Re: pinning, tsc and apic

public inbox for kvm@vger.kernel.org
 help / color / mirror / Atom feed

From: Ryan Harper <ryanh@us.ibm.com>
To: Anthony Liguori <anthony@codemonkey.ws>
Cc: kvm-devel@lists.sourceforge.net, Ryan Harper <ryanh@us.ibm.com>
Subject: Re: pinning, tsc and apic
Date: Mon, 12 May 2008 16:23:19 -0500	[thread overview]
Message-ID: <20080512212319.GV17938@us.ibm.com> (raw)
In-Reply-To: <48289F36.8020702@codemonkey.ws>

* Anthony Liguori <anthony@codemonkey.ws> [2008-05-12 15:05]:
> Ryan Harper wrote:
> >I've been digging into some of the instability we see when running
> >larger numbers of guests at the same time.  The test I'm currently using
> >involves launching 64 1vcpu guests on an 8-way AMD box.
> 
> Note this is a Barcelona system and therefore should have a 
> fixed-frequency TSC.
> 
> >  With the latest
> >kvm-userspace git and kvm.git + Gerd's kvmclock fixes, I can launch all
> >64 of these 1 second apart,
> 
> BTW, what if you don't pace-out the startups?  Do we still have issues 
> with that?

Do you mean without the 1 second delay or with a longer delay?  My
experience is that delay helps (fewer hangs), but doesn't solve things
completely.

> 
> > and only a handful (1 to 3)  end up not
> >making it up.  In dmesg on the host, I get a couple messages:
> >
> >[321365.362534] vcpu not ready for apic_round_robin
> >
> >and 
> >
> >[321503.023788] Unsupported delivery mode 7
> >
> >Now, the interesting bit for me was when I used numactl to pin the guest
> >to a processor, all of the guests come up with no issues at all.  As I
> >looked into it, it means that we're not running any of the vcpu
> >migration code which on svm is comprised of tsc_offset recalibration and
> >apic migration, and on vmx, a little more per-vcpu work
> >  
> 
> Another data point is that -no-kvm-irqchip doesn't make the situation 
> better.

Right.  Let me clarify; I still see hung guests, but I need to validate
if I see the apic related messages in the host or not, I don't recall
for certain.

> >I've convinced myself that svm.c's tsc offset calculation works and
> >handles the migration from cpu to cpu quite well.  I added the following
> >snippet to trigger if we ever encountered the case where we migrated to
> >a tsc that was behind:
> >
> >    rdtscll(tsc_this);
> >    delta = vcpu->arch.host_tsc - tsc_this;
> >    old_time = vcpu->arch.host_tsc + svm->vmcb->control.tsc_offset;
> >    new_time = tsc_this + svm->vmcb->control.tsc_offset + delta;
> >    if (new_time < old_time) {
> >        printk(KERN_ERR "ACK! (CPU%d->CPU%d) time goes back %llu\n",
> >               vcpu->cpu, cpu, old_time - new_time);
> >    }
> >    svm->vmcb->control.tsc_offset += delta;
> >  
> 
> Time will never go backwards, but what can happen is that the TSC 
> frequency will slow down.  This is because upon VCPU migration, we don't 
> account for the time between vcpu_put on the old processor and vcpu_load 
> on the new processor.  This time then disappears.
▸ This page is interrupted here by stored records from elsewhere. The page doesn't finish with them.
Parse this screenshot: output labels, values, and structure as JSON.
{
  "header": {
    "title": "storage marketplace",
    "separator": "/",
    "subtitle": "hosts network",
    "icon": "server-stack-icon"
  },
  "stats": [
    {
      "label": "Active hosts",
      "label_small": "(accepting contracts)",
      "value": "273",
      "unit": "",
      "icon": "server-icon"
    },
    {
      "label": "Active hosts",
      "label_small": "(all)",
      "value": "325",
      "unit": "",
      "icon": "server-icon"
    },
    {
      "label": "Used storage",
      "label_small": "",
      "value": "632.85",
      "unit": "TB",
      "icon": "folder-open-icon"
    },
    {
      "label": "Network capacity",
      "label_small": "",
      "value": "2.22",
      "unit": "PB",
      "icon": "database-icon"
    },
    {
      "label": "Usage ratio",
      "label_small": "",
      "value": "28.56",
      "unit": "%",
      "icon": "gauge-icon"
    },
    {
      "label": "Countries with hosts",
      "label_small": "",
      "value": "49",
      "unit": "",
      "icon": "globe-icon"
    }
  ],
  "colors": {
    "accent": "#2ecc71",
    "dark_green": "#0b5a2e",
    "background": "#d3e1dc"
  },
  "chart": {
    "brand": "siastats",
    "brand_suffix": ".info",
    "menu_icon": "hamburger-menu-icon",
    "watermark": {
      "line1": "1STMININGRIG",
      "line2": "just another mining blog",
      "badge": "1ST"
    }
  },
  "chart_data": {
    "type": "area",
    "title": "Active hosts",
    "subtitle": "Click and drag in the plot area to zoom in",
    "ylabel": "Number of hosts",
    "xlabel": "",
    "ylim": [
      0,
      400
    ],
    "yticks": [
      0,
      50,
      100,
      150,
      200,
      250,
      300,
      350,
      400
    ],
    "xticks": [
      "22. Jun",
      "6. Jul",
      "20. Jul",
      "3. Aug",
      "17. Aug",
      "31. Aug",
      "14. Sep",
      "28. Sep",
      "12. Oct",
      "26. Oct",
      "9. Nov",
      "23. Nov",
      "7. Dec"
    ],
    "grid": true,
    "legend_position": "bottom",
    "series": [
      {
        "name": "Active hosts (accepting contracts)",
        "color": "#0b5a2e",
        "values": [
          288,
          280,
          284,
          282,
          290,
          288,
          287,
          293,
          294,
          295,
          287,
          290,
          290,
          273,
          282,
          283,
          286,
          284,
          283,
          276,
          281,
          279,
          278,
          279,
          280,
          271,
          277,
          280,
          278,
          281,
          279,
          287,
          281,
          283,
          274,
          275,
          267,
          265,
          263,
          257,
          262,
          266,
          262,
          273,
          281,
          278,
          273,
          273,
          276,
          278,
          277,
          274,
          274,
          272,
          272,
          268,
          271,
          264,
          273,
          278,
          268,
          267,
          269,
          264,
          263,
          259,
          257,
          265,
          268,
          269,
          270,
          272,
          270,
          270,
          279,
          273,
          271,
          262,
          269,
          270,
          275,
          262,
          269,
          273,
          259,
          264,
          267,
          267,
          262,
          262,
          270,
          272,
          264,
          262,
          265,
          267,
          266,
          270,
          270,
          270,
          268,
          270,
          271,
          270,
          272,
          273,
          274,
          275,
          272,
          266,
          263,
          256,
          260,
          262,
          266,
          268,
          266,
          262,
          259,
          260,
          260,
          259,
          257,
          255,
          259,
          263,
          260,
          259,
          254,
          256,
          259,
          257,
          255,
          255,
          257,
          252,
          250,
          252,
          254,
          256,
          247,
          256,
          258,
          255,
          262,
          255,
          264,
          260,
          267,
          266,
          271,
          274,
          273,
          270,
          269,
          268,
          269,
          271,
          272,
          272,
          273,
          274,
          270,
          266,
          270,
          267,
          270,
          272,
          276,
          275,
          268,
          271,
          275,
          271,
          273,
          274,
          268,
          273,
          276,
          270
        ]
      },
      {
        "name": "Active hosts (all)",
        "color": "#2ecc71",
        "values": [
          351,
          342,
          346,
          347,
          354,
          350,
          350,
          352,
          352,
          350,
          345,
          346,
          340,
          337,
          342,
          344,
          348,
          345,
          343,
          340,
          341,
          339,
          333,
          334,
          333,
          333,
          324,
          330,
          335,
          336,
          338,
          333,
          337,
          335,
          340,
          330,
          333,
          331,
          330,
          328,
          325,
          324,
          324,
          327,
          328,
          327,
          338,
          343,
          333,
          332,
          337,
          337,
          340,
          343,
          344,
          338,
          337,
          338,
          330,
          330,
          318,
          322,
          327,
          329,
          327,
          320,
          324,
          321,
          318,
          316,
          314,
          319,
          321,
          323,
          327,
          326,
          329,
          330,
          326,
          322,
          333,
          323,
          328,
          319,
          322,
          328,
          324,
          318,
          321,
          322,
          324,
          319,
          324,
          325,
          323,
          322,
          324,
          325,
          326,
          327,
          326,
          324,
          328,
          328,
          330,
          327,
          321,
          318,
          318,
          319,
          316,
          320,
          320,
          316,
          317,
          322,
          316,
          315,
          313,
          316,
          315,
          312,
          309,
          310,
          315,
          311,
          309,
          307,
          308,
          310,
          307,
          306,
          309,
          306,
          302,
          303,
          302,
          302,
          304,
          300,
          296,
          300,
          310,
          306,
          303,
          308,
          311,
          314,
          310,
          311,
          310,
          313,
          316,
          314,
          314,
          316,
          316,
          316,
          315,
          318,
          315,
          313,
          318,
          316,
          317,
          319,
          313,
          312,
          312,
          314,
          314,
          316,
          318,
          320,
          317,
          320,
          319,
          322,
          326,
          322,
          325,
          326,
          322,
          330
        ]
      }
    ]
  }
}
In svm.c, I do think we account for most of that time since the delta
calculation will shift the guest time forward to the tsc value read in
svm_vcpu_load().  We'll still miss the time between fixing the offset
and when the guest can actually read its tsc.

> 
> A possible way to fix this (that's only valid on a processor with a 
> fixed-frequency TSC), is to take a high-res timestamp on vcpu_put, and 
> then on vcpu_load, take the delta timestamp since the old TSC was saved, 
> and use the TSC frequency on the new pcpu to calculate the number of 
> elapsed cycles.
> 
> Assuming a fixed frequency TSC, and a calibrated TSC across all 
> processors, you could get the same affects by using the VT tsc delta 
> logic.  Basically, it always uses the new CPU's TSC unless that would 
> cause the guest to move backwards in time.  As long as you have a 
> stable, calibrated TSC, this would work out.
> 
> Can you try your old patch that did this and see if it fixes the problem?

Yeah, I'll give it a spin.

-- 
Ryan Harper
Software Engineer; Linux Technology Center
IBM Corp., Austin, Tx
(512) 838-9253   T/L: 678-9253
ryanh@us.ibm.com

-------------------------------------------------------------------------
This SF.net email is sponsored by: Microsoft 
Defy all challenges. Microsoft(R) Visual Studio 2008. 
http://clk.atdmt.com/MRT/go/vse0120000070mrt/direct/01/

next prev parent reply	other threads:[~2008-05-12 21:23 UTC|newest]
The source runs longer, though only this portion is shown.